Revenons à Novela. C’était votre première expérience à la tête d’un ensemble élargi, autour de compositions issues de vos précédents enregistrements et ré-arrangées par Kris Davis. Comment s’est déroulé le travail avec elle ? Quel était votre but avec ce groupe et qu’avez-vous pensé du résultat ?

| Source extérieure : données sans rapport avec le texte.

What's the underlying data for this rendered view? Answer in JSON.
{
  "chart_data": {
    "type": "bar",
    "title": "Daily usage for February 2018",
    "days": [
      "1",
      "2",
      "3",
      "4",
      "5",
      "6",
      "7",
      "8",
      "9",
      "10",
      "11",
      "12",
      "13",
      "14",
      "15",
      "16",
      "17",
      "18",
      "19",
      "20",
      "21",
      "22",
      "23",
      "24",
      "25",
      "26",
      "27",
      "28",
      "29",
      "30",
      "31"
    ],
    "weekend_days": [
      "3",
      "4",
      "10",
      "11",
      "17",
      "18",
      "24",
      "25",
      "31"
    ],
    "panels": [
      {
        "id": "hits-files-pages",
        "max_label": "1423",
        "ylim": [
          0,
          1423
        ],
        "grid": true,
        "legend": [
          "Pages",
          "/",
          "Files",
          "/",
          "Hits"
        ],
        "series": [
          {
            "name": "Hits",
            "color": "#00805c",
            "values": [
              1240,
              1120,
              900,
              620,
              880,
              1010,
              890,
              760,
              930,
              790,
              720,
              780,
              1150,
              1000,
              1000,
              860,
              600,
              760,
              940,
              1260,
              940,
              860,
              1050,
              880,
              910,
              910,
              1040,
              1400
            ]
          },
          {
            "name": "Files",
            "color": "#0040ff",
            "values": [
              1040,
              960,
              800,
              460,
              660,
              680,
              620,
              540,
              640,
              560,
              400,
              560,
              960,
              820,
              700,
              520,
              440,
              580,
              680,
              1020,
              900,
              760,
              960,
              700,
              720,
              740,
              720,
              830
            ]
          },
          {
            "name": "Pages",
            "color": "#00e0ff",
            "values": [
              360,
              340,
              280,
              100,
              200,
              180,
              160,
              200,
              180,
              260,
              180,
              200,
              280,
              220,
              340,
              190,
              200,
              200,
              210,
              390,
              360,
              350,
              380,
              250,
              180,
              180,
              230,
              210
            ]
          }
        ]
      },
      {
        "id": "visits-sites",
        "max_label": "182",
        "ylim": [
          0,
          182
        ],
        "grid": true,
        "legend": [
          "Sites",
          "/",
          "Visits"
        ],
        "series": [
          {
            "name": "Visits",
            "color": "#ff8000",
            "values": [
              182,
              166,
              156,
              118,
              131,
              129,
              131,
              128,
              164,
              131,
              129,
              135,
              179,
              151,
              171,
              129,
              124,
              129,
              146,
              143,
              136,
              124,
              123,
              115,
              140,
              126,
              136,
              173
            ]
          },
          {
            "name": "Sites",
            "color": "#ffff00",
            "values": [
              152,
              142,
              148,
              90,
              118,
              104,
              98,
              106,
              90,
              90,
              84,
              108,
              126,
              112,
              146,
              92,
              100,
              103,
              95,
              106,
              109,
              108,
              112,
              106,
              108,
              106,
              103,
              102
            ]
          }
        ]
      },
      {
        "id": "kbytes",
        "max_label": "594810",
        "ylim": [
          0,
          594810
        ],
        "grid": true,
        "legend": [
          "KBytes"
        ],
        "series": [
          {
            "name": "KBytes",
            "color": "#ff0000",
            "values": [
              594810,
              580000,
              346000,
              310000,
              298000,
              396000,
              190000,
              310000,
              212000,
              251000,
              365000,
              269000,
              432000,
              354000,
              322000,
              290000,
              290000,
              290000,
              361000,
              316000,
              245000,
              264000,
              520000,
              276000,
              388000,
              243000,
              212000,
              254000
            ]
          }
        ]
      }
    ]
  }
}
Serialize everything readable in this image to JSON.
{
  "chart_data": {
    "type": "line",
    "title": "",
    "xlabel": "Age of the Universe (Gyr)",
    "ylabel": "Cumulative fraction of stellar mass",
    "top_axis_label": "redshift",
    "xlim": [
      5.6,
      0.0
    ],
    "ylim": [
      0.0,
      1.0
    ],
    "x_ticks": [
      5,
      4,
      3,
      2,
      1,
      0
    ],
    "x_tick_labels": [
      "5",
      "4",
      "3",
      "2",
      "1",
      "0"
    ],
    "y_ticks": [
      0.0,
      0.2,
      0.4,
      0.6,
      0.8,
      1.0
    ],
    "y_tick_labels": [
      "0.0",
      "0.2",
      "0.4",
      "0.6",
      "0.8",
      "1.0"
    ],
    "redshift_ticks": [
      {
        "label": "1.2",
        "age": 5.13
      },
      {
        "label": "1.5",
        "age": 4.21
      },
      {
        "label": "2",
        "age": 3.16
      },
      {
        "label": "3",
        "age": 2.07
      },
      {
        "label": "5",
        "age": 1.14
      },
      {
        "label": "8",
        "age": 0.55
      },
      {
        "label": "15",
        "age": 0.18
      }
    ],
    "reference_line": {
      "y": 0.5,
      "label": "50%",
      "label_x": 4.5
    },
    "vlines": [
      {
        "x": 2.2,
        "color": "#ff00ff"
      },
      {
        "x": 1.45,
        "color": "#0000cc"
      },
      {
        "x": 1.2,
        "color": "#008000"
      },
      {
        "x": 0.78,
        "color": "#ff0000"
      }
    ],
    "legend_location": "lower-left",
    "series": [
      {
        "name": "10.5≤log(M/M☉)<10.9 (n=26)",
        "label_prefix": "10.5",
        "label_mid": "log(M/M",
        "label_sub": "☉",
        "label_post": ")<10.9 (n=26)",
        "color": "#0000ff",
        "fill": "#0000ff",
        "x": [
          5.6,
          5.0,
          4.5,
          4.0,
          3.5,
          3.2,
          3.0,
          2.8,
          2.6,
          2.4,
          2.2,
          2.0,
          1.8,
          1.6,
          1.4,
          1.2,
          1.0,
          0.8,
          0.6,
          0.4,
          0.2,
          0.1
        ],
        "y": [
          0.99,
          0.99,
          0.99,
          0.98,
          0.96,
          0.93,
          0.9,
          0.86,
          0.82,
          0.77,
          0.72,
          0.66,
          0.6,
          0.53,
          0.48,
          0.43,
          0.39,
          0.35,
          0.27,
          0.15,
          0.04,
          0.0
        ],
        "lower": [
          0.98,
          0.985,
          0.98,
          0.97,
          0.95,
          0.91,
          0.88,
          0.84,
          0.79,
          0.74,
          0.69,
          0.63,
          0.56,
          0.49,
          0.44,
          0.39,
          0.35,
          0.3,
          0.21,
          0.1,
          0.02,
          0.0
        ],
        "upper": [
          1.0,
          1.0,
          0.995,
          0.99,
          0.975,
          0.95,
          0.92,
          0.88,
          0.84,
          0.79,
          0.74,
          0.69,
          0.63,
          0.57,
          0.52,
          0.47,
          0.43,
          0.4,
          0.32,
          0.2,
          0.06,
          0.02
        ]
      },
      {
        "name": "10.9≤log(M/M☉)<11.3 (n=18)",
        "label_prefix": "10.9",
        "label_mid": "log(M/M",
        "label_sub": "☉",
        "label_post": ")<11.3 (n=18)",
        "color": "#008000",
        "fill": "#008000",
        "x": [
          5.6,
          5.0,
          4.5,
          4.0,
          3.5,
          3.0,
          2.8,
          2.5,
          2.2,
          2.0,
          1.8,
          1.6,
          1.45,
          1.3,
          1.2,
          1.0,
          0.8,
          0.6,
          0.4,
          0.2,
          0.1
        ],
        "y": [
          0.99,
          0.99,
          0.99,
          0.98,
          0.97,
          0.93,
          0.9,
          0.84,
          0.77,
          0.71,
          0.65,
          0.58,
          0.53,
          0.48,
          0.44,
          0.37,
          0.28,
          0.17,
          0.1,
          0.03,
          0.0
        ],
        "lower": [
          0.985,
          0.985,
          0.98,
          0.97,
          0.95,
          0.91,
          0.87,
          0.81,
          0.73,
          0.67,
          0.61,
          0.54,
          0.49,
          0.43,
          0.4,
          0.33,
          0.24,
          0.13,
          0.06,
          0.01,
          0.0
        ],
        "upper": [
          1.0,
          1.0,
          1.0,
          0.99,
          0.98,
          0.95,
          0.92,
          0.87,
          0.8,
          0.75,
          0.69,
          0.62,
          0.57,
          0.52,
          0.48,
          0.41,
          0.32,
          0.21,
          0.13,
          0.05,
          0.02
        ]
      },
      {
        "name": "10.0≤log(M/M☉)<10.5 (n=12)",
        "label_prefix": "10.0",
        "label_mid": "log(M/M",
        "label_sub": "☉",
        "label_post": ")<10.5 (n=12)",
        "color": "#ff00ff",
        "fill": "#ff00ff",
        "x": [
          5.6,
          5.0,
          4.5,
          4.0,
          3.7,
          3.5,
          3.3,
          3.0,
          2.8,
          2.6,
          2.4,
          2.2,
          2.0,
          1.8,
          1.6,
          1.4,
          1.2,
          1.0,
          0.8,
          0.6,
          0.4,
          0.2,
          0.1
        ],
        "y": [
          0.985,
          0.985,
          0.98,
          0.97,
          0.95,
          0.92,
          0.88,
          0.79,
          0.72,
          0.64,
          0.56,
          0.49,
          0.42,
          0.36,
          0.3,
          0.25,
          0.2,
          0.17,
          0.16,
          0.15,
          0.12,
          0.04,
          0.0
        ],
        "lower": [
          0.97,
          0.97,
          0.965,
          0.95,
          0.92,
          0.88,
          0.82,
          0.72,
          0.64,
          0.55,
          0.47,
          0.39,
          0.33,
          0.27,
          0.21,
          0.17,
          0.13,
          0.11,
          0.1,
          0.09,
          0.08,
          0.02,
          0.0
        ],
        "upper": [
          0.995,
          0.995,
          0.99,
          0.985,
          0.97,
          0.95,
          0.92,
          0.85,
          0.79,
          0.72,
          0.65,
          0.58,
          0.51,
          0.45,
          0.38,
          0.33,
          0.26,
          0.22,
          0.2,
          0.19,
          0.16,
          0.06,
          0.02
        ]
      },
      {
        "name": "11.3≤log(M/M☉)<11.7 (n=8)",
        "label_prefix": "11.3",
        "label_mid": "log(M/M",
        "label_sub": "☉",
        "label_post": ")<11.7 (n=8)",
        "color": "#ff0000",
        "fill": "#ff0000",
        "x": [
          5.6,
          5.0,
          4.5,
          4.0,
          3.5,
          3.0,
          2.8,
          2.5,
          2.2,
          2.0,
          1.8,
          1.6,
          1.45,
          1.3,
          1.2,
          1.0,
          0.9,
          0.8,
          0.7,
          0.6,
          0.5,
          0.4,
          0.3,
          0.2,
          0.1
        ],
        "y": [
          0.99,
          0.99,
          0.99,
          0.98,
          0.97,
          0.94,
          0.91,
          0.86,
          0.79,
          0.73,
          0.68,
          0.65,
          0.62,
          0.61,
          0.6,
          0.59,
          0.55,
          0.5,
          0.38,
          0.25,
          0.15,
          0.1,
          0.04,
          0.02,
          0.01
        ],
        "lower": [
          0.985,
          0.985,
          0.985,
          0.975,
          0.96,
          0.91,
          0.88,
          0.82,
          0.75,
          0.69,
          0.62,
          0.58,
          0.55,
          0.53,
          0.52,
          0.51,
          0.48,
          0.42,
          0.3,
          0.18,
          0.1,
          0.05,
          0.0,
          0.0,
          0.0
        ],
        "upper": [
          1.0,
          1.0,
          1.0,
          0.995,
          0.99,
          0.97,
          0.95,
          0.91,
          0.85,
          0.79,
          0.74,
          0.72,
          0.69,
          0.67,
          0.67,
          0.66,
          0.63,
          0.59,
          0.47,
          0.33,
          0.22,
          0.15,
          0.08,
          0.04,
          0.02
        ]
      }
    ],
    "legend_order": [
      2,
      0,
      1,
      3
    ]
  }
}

Je l’avais invitée à dîner à la maison et elle m’a demandé sur quoi je travaillais. Je lui ai parlé de mon projet de jouer des morceaux issus de CosasSabinoWarblepeckTamarindo avec un groupe élargi. Elle m’a instantanément répondu qu’elle voulait signer les arrangements ! Nous avons alors commencé à travailler, à discuter des ambiances, des rythmes, des solistes, de l’improvisation collective, de l’instrumentation, des personnalités que nous souhaitions voir intégrer le groupe. Beaucoup de choses laissées « ouvertes » n’ont pris forme que lors des premières répétitions, avec les apports et idées des musiciens. Les orchestrations de Kris sont magnifiques. L’objectif était de sortir du format du trio que j’aime tellement, et de créer un répertoire où je ne joue pas tout le temps, mais où l’auditeur puisse reconnaître mon univers.

Récemment, vous avez joué avec votre quartet TubaCello (Dan Peck au tuba, John Hollenbeck à la batterie et Chris Hoffman au violoncelle) et avec le Paloma Xtra. Depuis des années, nous connaissons votre amour pour le trombone, le violoncelle, les configurations à deux batteries. Ce Paloma Xtra ressemble à un mélange entre le quartet Paloma et le quartet Apparitions. Que recherchez-vous en associant tuba et violoncelle au sein d’une même formation ? Avez-vous envie de poursuivre l’aventure avec ce groupe et de l’enregistrer ?

Le TubaCello est enregistré. Je suis en plein mixage [4]. Nous tournerons en Europe à l’automne 2015 avec ce quartet. J’adore ces deux instruments ainsi que l’association avec le monde de John Hollenbeck, le piano préparé, son drumming incroyable… j’ai juste envie d’être entouré par ce son ! Un festival polonais m’a aussi commandé une pièce pour un quartet avec violoncelle, il y a quelques années. J’ai adapté la pièce pour Paloma Xtra, et je l’enregistrerai après les prochains concerts. Vous avez raison, cette formation est réellement un mutant né de la fusion de Paloma et d’Apparitions.

par Julien Gros-Burdet // Publié le 8 décembre 2014 

[1] Le site du Matik Matik propose des enregistrements de concerts, notamment de Tony Malaby en solo ou avec Los Tocos.

[2] Tony Malaby aux saxophones, Eivind Opsvik à la contrebasse, Ben Gerstein au trombone, Ben Monder à la guitare, Dan Weiss et Billy Mintz à la batterie.

[3] Présent sur le second disque de Tamarindo, enregistré live.